There comes a point in ever retrocomputing project where you realize you’re not giving enough credit to the people who did this stuff back when it wasn’t retro. There’s a tendency to think that with modern development environments, modern access to information, and a modern computer science background, these problems will just topple like so many dominoes, but the reality is that even today a project like this is hard work.
I am having fund, mind you – enough that I’d rather be working on the code than blogging about it. But I’m about at the point where I need to call my work on the mapping part of this engine “good enough” so that I can move onto another big chunk of code – the entity system.

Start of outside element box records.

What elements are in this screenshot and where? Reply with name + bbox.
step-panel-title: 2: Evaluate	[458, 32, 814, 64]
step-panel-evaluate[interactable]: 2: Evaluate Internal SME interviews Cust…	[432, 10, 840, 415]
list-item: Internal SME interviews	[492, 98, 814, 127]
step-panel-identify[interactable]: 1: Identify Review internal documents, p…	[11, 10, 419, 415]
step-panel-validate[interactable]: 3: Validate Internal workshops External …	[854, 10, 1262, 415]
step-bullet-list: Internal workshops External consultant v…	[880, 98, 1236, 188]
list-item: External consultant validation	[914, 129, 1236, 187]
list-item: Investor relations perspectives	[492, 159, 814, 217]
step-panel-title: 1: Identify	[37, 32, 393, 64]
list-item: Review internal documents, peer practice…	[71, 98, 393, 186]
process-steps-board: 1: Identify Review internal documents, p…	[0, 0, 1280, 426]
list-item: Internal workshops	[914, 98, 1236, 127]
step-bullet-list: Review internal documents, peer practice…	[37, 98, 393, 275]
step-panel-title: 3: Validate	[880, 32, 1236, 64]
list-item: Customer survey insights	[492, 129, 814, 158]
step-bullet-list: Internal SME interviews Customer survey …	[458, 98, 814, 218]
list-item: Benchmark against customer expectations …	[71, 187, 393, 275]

In our last exciting episode, I expressed my frustration that bugs in the 1541 DOS were interfering with my plan to bypass the file system in order to efficiently store 256-byte chunks of map data on disk. Since then, I’ve basically decided “to heck with it!” I’m going to have a data disk full of map data, entity data, and whatever else I end up needing, and I’m going to completely ignore the disk drive’s screwed up block allocation routines. This basically means that if anyone (meaning me) saves a regular file to the data disk or, heaven forbid, validates it, all that data goes bye-bye. It’s like the dumbest form of copy-protection ever, and I therefore officially declare this problem a feature, not a bug.

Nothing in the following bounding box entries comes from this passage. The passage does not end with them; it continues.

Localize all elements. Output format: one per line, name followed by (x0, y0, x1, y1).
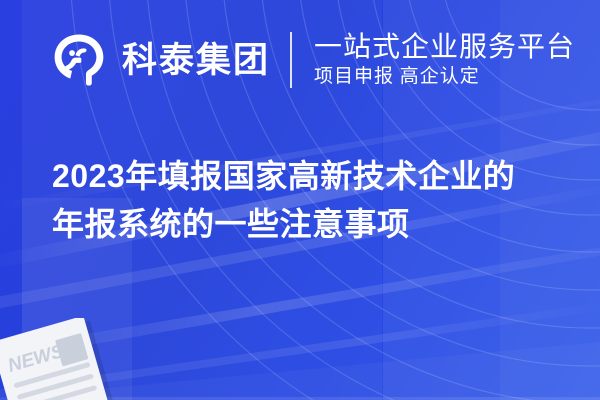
brand-name: 科泰集团 (122, 43, 270, 78)
banner-header: 科泰集团 一站式企业服务平台 项目申报 高企认定 (50, 26, 575, 94)
page-title: 2023年填报国家高新技术企业的 年报系统的一些注意事项 (52, 152, 572, 248)
header-divider (290, 32, 292, 88)
ketai-circular-logo-icon (50, 31, 108, 89)
tagline-group: 一站式企业服务平台 项目申报 高企认定 (314, 31, 575, 89)
page-title-line-1: 2023年填报国家高新技术企业的 (52, 152, 572, 200)
promo-banner: 科泰集团 一站式企业服务平台 项目申报 高企认定 2023年填报国家高新技术企业… (0, 0, 600, 400)
newspaper-icon: NEWS (0, 318, 120, 400)
tagline-sub: 项目申报 高企认定 (314, 65, 575, 89)
page-title-line-2: 年报系统的一些注意事项 (52, 200, 572, 248)
tagline-main: 一站式企业服务平台 (314, 31, 575, 62)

I still have the problem that the only tool I have for editing that data on disk is the game engine itself, and so I have endowed it with a completely inadequate, but essentially functional, set of map-making tools. I can load a map, wander around it, and edit the tiles on the map – one square at a time. Then I can save it to disk, and the best part is that it’s completely secret. There’s no hint in the disk directory that there’s anything even there. It’s kind of ridiculous.
I’ve also – and this took a lot of mucking around with the math of the coordinate systems – gotten dynamic map loading working. Right now I keep up to 9 16×16 segments of the map in memory, but the maximum size of a map is much larger. Now, when the on-screen map window moves over part of the map that hasn’t been loaded yet, that segment is paged in from disk, replacing a segment that’s currently off-screen. It’s not completely seamless, since this is a single-CPU computer and I don’t even have a fastloader yet, but it does work.
How big can maps be? The indexes I’m using can support up to 16 segments in either direction, for a maximum map size of 256×256 squares – equal to the world map in Ultima IV or V. Mind you, I’m not actually going to be making a map that size. At least not until I have a more convenient set of editing tools.
One feature those games have that I’m not supporting right now is wraparound when you move off one edge of the map and appear on the opposite side. I spent several hours looking at it, and supporting wraparound really does add a lot of complexity. And not just to the renderer, but to player input, entity AI, and a bunch of other systems. In the end, I decided it didn’t really fit the sort of game I’m thinking about writing. Besides, there’s nothing particularly realistic about a toroidal world map.
Last night, I worked out the basic support for one more important part of the map renderer: custom character sets. When I started, I just used some of the C64’s built-in graphics characters to give an impression of water, plains, and mountains (the only tile types I’ve put in so far). In a real game you want customized tile graphics.
The default character set in the C64 is hidden away in a chunk of ROM that, by default, is only visible to the VIC-II graphics chip. That same region of memory is also home to the C64’s IO devices (mapped in by default) and 4k of RAM. Which of those three things the CPU sees at that address range is controlled by bank switching, using the special IO port build into the 6510 CPU.
You can tell the VIC to look somewhere else for the character data, within certain limitations. First, the location has to be aligned on a 2-kB boundary. Second, the VIC is only capable of “seeing” one 16 kB bank of the C64’s memory at any one time. Instead of using the 6510’s IO ports, the bank for the VIC chip is controlled by an output port of one of the two 6526 CIA chips. Whew!
One implication of this is that the character data and the screen memory have to be in the same bank, and because I didn’t think of this beforehand I had to shuffle around my data structures quite a bit in order to accommodate the new character data. Luckily, the cc65 compiler and its linker give me quite a bit of flexibility about how my program will be arranged in memory, and I’ve also configured the linker to reserve a large section of memory for fixed-location custom data structures, which now includes the map data and character data.
The final task was to come up with the actual new character data, and as you can see from the graphic up top… let’s just say that’s going to be an ongoing process. The white and gray bits are supposed to be mountains, if that helps any.